Regardless as to what you think of the decision, Peabody is an award winning Housing Association and is well known for design and quality. They are also non-profit making meaning all private housing only exists to subsidise the affordable. Clearly this is a concept above the heads of most of the people on this site, including the author.
Spanglacity says “many of these flats will be affordable”?! Wrong. Peabody will build 33 homes, out of which ONLY 9 are for affordable rent, whilst 11 are for shared ownership (which is beyond the means of most families here) and 9 will be for sale on the open market. 9 homes out of 33 is not “many” as you would have people believe. You also say “you cannot have it both ways”…er…yes you could if the two cottages at 22 & 24 Underwood Road were kept on this very large site and adapted to family homes, which are desperately needed in this borough. That was an option put to Peabody that would have had it both ways. It will be a ‘useless block of flats’ when only 9 flats out of 33 will be for affordable rent. And as the author says, where will Peabody place that tiny minority on their development when there are building private luxury homes alongside?

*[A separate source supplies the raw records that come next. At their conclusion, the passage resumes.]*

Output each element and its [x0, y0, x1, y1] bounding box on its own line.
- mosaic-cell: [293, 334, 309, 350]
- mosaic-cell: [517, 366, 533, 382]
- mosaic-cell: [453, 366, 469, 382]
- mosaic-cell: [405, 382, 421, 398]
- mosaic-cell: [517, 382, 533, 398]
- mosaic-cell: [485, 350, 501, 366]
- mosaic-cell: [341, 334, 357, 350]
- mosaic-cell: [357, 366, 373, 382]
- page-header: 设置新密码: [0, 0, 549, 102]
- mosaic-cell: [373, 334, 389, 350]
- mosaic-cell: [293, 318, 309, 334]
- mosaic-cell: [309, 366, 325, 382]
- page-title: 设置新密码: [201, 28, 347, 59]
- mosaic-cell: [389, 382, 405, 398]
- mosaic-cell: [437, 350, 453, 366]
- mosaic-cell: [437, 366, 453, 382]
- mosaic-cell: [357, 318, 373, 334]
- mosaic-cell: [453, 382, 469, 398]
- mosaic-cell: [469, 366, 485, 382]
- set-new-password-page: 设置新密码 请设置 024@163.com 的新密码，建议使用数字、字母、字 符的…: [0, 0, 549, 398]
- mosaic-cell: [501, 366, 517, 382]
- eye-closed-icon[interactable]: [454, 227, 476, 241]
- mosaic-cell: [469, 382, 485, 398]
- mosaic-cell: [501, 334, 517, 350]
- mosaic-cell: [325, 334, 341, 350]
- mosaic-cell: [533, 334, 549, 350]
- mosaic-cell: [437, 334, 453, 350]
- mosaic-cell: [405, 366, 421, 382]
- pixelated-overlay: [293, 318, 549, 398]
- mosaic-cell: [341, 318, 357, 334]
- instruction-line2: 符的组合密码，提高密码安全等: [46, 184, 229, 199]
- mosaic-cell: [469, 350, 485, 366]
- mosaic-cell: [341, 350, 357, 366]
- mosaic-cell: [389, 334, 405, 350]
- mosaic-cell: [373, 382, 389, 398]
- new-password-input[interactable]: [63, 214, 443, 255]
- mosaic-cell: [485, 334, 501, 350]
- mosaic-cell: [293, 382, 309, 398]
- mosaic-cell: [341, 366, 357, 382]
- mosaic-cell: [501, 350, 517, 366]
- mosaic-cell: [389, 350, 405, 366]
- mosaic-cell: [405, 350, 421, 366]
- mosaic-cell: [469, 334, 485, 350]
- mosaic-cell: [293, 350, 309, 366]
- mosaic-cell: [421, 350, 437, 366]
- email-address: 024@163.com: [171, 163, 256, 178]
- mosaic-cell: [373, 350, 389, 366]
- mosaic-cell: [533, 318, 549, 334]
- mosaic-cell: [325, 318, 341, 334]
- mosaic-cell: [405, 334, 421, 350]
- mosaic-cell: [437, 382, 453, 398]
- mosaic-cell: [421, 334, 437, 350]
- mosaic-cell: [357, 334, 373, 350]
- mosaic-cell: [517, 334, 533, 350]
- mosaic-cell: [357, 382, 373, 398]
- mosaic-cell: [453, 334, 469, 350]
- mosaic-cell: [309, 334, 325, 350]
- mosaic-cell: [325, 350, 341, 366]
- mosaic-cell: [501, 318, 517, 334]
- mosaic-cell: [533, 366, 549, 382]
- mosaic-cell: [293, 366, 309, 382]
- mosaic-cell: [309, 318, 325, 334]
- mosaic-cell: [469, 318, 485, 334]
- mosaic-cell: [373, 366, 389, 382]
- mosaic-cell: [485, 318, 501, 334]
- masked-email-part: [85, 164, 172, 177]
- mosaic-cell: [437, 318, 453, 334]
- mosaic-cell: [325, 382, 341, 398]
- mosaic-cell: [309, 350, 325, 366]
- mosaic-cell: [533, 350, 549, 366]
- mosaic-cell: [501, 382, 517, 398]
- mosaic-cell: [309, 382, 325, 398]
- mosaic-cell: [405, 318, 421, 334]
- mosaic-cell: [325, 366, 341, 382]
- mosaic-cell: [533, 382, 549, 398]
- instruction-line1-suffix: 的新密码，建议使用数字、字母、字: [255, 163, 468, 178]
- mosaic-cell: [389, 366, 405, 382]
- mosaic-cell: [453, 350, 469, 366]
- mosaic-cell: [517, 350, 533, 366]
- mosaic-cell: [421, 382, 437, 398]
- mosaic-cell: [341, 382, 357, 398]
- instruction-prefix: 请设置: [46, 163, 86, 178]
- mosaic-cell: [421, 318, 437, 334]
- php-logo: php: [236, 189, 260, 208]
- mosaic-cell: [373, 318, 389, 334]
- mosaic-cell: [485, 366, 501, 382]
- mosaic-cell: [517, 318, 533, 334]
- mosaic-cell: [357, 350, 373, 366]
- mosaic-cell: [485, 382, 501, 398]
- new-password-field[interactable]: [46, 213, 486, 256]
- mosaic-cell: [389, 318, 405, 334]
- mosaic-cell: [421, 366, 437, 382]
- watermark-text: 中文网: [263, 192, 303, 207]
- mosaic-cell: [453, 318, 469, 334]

“Useless block of flats” ??? What about the housing crisis? House prices are too high, more houses will reduce demand and help bring them down. Also – many of these flats will be affordable and take people off the council waiting list.
You cannot have it both ways.
This is disgrace cultural vandalism and the council is responsible – weak weak weak and with no regard for the poor. They have cultural sensibilities too but no, we have another faceless block of flats with no architectural merit. I hope this comes home to roost with Peabody.